The process is yielding a wide range of interesting results, some expected and others surprising.

It is not surprising, for instance, that industrial facilities are large. The smallest of the surveyed sites thus far is 10 acres, while the largest, a wind farm, is the size of a small city.

At first glance, this would indicate a requirement for massive deployment of wireless infra-structure. However, in fact, further questioning indicates the actual area of wireless coverage that facilities expect is far smaller than the facility itself.


Thus, hot-spot coverage that can grow through a "tiling" model, as need dictates, seems the most practical solution.

Further, there is an array of applications end users see for wireless. Within the ISA-SP100 database, some companies would like to:

  • Transmit tolerance information from robotic assemblers to robotic controllers over a distance of less than 10 feet as the robot inserts thousands of fasteners per shift.
  • Monitor the level of chemicals that slowly change over time in a tank farm covering hundreds of acres.
  • Gather multiple sensor readings periodically from windmills in the North Sea and transmit that information to control centers hundreds of kilometers distant for improved preventive maintenance procedures.

As disparate as these applications are, the physical variables monitored, and more importantly for wireless system design, the rate at which these variables change cluster nicely around three time intervals-milliseconds, seconds, and multiple minutes.

This data becomes more meaningful when end users report their power requirement needs for their wireless systems.

A significant majority of the ISA-SP100 use cases indicate a need for battery operable field devices.

Thankfully, end-user battery life requirements do not show wide variance, with an expected life of four-five years seemingly sufficient to meet most user needs.

When taken in context of the information presented, wireless standards developers have a powerful set of information from which to work toward standards creation.

Conclusions drawn:

  • The standard will need to address power management and battery operability characteristics.
  • Network design should allow for hot spots, scalability, and integration with existing plant infrastructure.
  • The standard should allow for products creation that matches the performance demands of specific classes of user applications.

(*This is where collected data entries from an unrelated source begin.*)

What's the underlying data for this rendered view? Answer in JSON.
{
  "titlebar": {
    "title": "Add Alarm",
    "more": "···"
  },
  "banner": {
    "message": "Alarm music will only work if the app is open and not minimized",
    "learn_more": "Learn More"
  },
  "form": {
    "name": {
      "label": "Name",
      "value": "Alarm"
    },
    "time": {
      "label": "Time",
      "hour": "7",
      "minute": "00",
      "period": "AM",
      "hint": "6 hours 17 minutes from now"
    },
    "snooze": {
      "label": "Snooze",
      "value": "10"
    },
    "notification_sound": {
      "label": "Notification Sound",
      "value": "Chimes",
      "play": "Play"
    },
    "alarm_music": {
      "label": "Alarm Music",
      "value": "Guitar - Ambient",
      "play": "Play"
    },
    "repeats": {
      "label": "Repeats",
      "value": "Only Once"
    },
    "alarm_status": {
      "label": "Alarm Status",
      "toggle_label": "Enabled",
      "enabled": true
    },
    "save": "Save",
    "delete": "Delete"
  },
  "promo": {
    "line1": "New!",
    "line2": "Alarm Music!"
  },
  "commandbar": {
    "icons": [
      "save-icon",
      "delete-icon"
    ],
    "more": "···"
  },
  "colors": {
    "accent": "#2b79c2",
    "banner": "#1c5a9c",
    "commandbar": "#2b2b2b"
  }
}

The information presented in this article represents only a small sample of all that is coalescing in the ISA-SP100 use cases. Security, network management, integration with legacy systems, and packaging/regulatory re-quirements are receiving due scrutiny as well.

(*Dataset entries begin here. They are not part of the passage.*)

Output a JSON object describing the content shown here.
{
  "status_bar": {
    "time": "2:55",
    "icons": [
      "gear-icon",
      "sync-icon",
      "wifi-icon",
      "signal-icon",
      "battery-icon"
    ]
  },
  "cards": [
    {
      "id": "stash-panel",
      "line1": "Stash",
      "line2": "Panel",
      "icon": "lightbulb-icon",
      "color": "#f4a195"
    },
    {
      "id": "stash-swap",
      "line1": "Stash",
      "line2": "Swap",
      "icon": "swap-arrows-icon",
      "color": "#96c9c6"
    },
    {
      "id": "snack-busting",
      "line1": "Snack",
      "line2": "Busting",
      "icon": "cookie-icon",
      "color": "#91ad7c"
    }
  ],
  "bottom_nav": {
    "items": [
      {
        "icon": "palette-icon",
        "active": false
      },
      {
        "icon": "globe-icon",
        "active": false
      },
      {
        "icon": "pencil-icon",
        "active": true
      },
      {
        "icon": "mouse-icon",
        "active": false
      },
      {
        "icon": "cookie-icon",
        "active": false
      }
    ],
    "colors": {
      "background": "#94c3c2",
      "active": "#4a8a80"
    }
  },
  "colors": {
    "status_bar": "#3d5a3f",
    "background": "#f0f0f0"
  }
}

Paul Sereiko (psereiko@gmail.com) is co-chair of the ISA-SP100 Marketing Work Group and president of KAPM Strategic Management, a wireless systems consultancy. He founded Sensicast Systems. He has a computer engineering degree and an MBA.

Refinery: Relief valve

Petroleum companies are among the largest worldwide consumers of control and automation products, so it is no surprise they are one of the constituencies that is anxiously awaiting the emergence of wireless standards for industrial automation.

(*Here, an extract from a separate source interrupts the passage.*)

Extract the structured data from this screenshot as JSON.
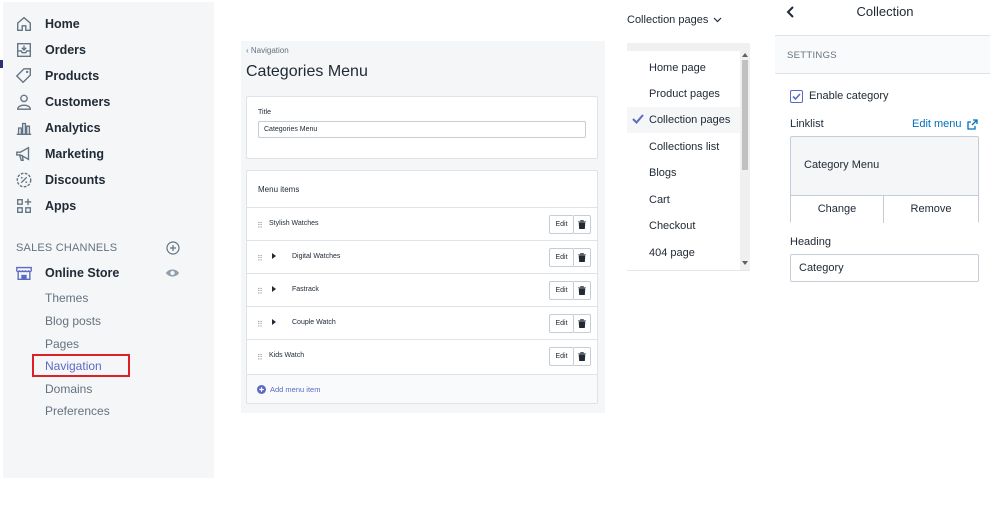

A relief valve in an oil refinery is a purely mechanical device used to protect equipment from overpressure. It protects the refining process when it is out of balance.

A typical refinery covers over 20 acres and can have between seven and 10 different processing areas where hydrocarbon emissions can occur. Each of these areas is roughly 100 square meters and can contain a 200-or-more relief valves.

Gas pressure builds up for various reasons in the refinery setting. When it goes above a predetermined, safe level of pressure the relief valve opens and gas vents to the atmosphere. When the pressure drops to an acceptable level, the relief valve closes.

The government monitors these gas emissions, and if they exceed established thresholds, the refinery must pay a fine. Therefore, there is monetary benefit in controlling these emissions.

The question is how to monitor and measure gas emissions from a purely mechanical device? Well, actually make that over 1,000 mechanical devices spread over a discontinuous square kilometer. Enter wireless.

In this application, there is no power readily available, and the total cost of running a power or control wire to each of these valves is prohibitive.

However, there is one physical variable that we can be sense-it is the hissing sound gas makes as it escapes from the valve. By monitoring the volume and duration of the hissing sound from the valve, estimates of the amount of gas going to the atmosphere are possible. This information then transmits to the process control system's data historian for logging and archiving.

Several automation companies are now working to develop battery operable acoustic sensors and wireless transmitters to capture this information and ensure the refinery remains in compliance.

The next logical step would be to feed the emission information and the location of the emitting valves back into the control system to enhance the efficiency of the process thus further reducing emissions.


Steel plant: Giant furnaces

There are few places more inhospitable to a sensor than a steel plant.

Extreme temperatures and harsh chemical, metallurgical, and mechanical processes make any monitoring a challenge.

At a point in steel making, electrical current often arcs to the sides of the furnace. This super heats the furnace wall, sometimes overloading its temperature control mechanism.

If the cooling system fails, the molten steel could burn through the walls of the furnace in a matter of minutes, allowing molten metal to pour out onto the shop floor, endangering workers' lives and millions of dollars in equipment.

For one major steel manufacturer, it was critical to find an accurate and cost effective way to monitor and record temperature fluctuations within the water jackets of their giant furnaces.

They eventually chose a wireless sensor network.

With 24/7 production, there was almost no downtime to install or replace the sensors. They had to go in place quickly and during a brief cool period in the melting cycle. 

Even during these "cool" periods, the temperature at the sensor site measures over 125°F.

The need for a quick installation, the high heat, and difficult positioning made installing wired sensors impossible. Moreover, molten steel splashing around would vaporize any wires it touched.

Simple traditional wireless monitoring techniques were out, too. Strong magnetic and electrical fields, plus the large masses of steel, would interrupt their transmissions, causing communication outages. In an application where a minute's delay can mean disaster, this was not acceptable.

The temperature sensing nodes went between the inner and outer walls of the furnace. They were able to withstand the heat from melting steel, wide temperature swings, powerful magnetic fields, water spray, and vibration.

The wireless technology routes data around any temporary trouble spots that might occur. Frequency hopping lets the smart sensors search out the best channel for clear communication. This insures a constant and accurate flow of information to the plant's maintenance and management teams.

Further, the technology accommodated an OPC system enabling it to deliver data directly to its control system. The company depends on this critical information to handle preventive maintenance and to eliminate unscheduled downtime that can turn a profitable steel plant into a loser.


Fast Forward

  • Power management and battery operability demand attention in
    a wireless standard.
  • Unwired network design should allow for hot spots, scalability, and integration.
  • Any wireless standard must have room for specific classes of user applications.